エドワード・ホッパーは20世紀アメリカの具象絵画を代表するアーティストです。
ホッパーはニューヨーク州ナイアックで生まれ、幼いころからハドソン川で蒸気船をスケッチしていました。コマーシャルイラストレーターとして訓練を受けた後、ニューヨーク美術学校に移りジョージ・ベローズと共にウィリアム・メリット・チェイスやロバート・ヘンライの下で絵画を学びました。1905年に卒業したホッパーは広告代理店でイラストレーターとして働いていました。注文通りに絵を描くイラストレーターの仕事は彼にとって納得のいく仕事ではなく この仕事をひどく嫌っていましたが、経済的な事情から1920年代半ばまで続けることになりました。その後パリをはじめヨーロッパへ何度も足を運び、フェルメールやレンブラント、ベラスケスの絵に出会います。中でもレンブラントの『Night Watch(夜警)』には特に感銘を受けたとホッパーは語っています。1923年には6枚の水彩画をブルックリン美術館に販売し、その後イラストレーターを引退し絵画に専念できるようになりました。
光の画家と称されるレンブラントの作品に強く心惹かれたホッパーもまた「光」を終生追求し続けた画家でした。
アメリカのアメリカらしい田舎や都会の風景、その一部として描かれる孤独な肖像。まるでロード・ムービーのワンシーンを切り取ったような、日常的で写実的でありながら想像力を掻き立てる独特のムードを孕んむ彼の作品は映画や文学、絵画など芸術界に広く影響を与えています。
映画監督アルフレッド・ヒッチコックはホッパーの『Maison pres de la voie ferree(線路脇の家)1925』にインスパイアされ映画『Psycho(サイコ)』の中のモーテルをデザインしました。文学界ではローレンス・ブロック、スティーヴン・キングを含む17人の作家たちによるホッパーの絵をもとに物語を紡いだ短編小説集『短編画廊 絵から生まれた17の物語』が出版されています。
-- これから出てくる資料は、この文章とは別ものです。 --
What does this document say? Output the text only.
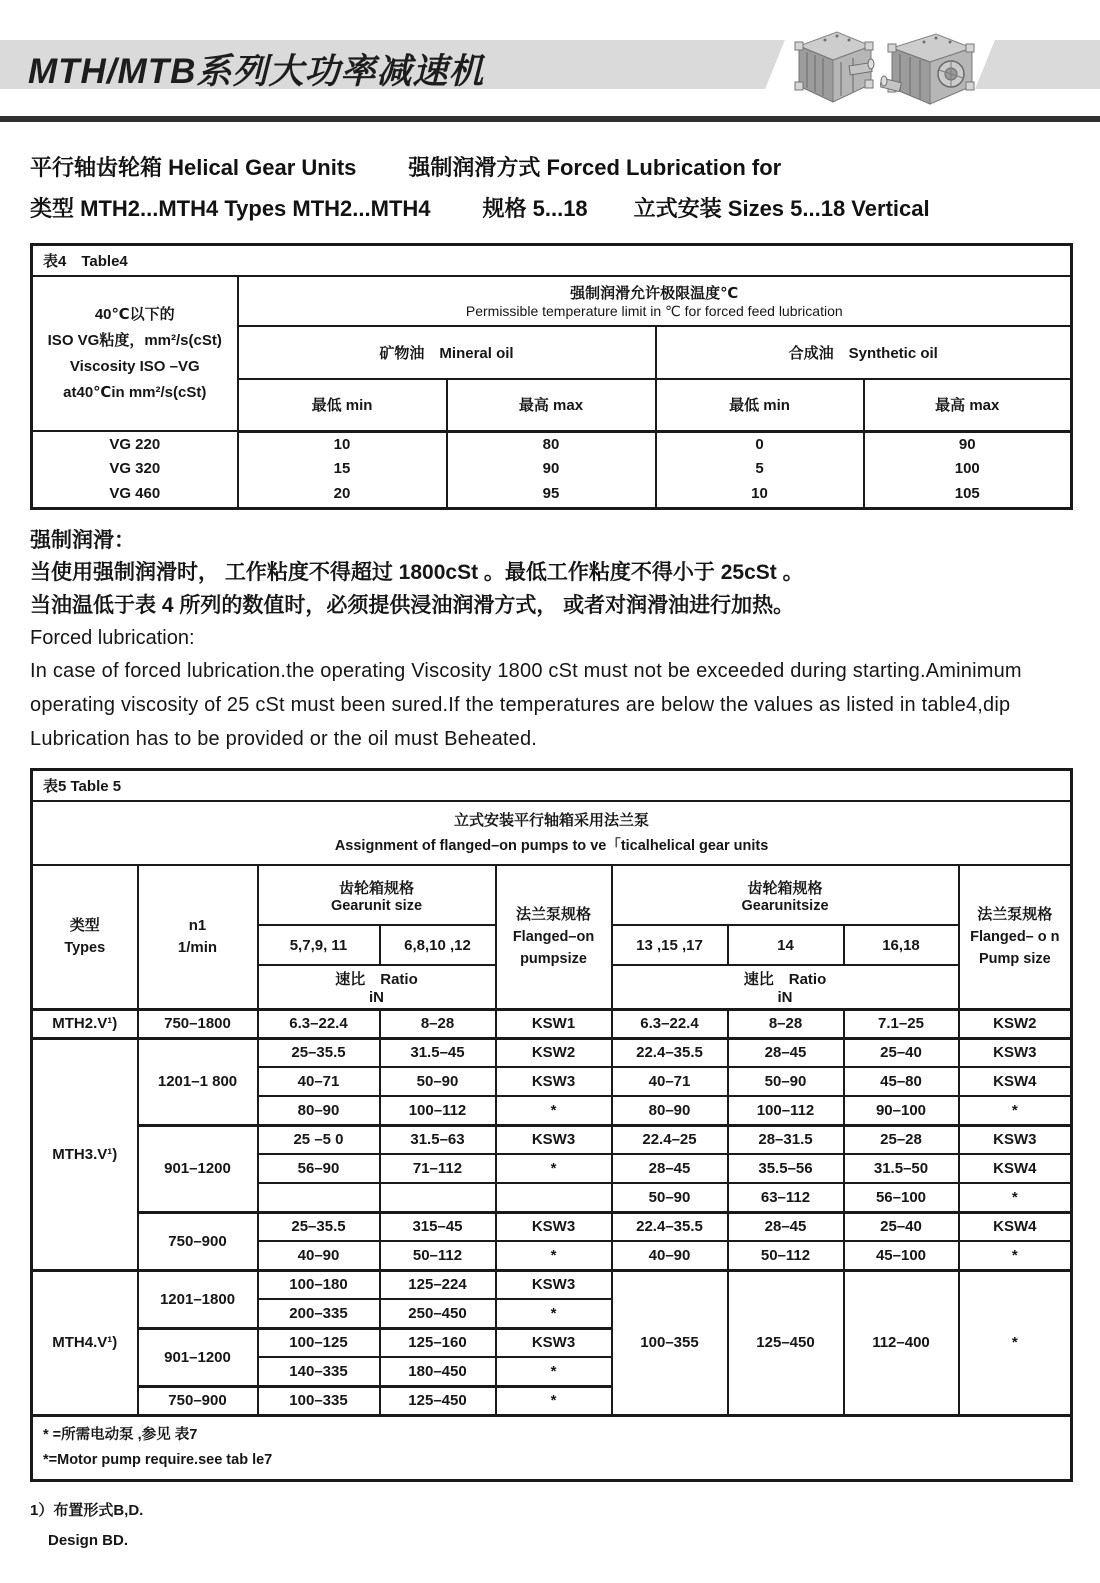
MTH/MTB系列大功率减速机
平行轴齿轮箱 Helical Gear Units 强制润滑方式 Forced Lubrication for
类型 MTH2...MTH4 Types MTH2...MTH4 规格 5...18 立式安装 Sizes 5...18 Vertical
表4　Table4				

40℃以下的
ISO VG粘度，mm²/s(cSt)
Viscosity ISO –VG
at40℃in mm²/s(cSt)

强制润滑允许极限温度℃
Permissible temperature limit in ℃ for forced feed lubrication

	矿物油　Mineral oil		合成油　Synthetic oil	
	最低 min	最高 max	最低 min	最高 max
VG 220	10	80	0	90
VG 320	15	90	5	100
VG 460	20	95	10	105
强制润滑：
当使用强制润滑时， 工作粘度不得超过 1800cSt 。最低工作粘度不得小于 25cSt 。
当油温低于表 4 所列的数值时，必须提供浸油润滑方式， 或者对润滑油进行加热。
Forced lubrication:
In case of forced lubrication.the operating Viscosity 1800 cSt must not be exceeded during starting.Aminimum
operating viscosity of 25 cSt must been sured.If the temperatures are below the values as listed in table4,dip
Lubrication has to be provided or the oil must Beheated.
表5 Table 5								

立式安装平行轴箱采用法兰泵
Assignment of flanged–on pumps to ve「ticalhelical gear units								

类型
Types

n1
1/min

齿轮箱规格
Gearunit size

法兰泵规格
Flanged–on
pumpsize

齿轮箱规格
Gearunitsize

法兰泵规格
Flanged– o n
Pump size

		5,7,9, 11	6,8,10 ,12		13 ,15 ,17	14	16,18	

速比　Ratio
iN

速比　Ratio
iN

MTH2.V¹)	750–1800	6.3–22.4	8–28	KSW1	6.3–22.4	8–28	7.1–25	KSW2
MTH3.V¹)	1201–1 800	25–35.5	31.5–45	KSW2	22.4–35.5	28–45	25–40	KSW3
		40–71	50–90	KSW3	40–71	50–90	45–80	KSW4
		80–90	100–112	*	80–90	100–112	90–100	*
	901–1200	25 –5 0	31.5–63	KSW3	22.4–25	28–31.5	25–28	KSW3
		56–90	71–112	*	28–45	35.5–56	31.5–50	KSW4
					50–90	63–112	56–100	*
	750–900	25–35.5	315–45	KSW3	22.4–35.5	28–45	25–40	KSW4
		40–90	50–112	*	40–90	50–112	45–100	*
MTH4.V¹)	1201–1800	100–180	125–224	KSW3	100–355	125–450	112–400	*
		200–335	250–450	*				
	901–1200	100–125	125–160	KSW3				
		140–335	180–450	*				
	750–900	100–335	125–450	*				

* =所需电动泵 ,参见 表7
*=Motor pump require.see tab le7								
1）布置形式B,D.
Design BD.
他にもデイヴィッド・ホックニーやマーク・ロスコ、トッド・ヘインズ、ノーマン・メイラー、ヴィム・ヴェンダースなど名だたる多くの映画監督や作家、アーティスト達に愛され 永続的な人気を博しています。
2018年ニューヨーク・クリスティーズで開催された実業家バーニー・エブスワース(Barney Ebsworth)氏のコレクションから出品されたホッパーの『Chop Suey』(1929)がオークションの目玉となり、91,875,000ドル(約101憶円)で落札され話題になりました。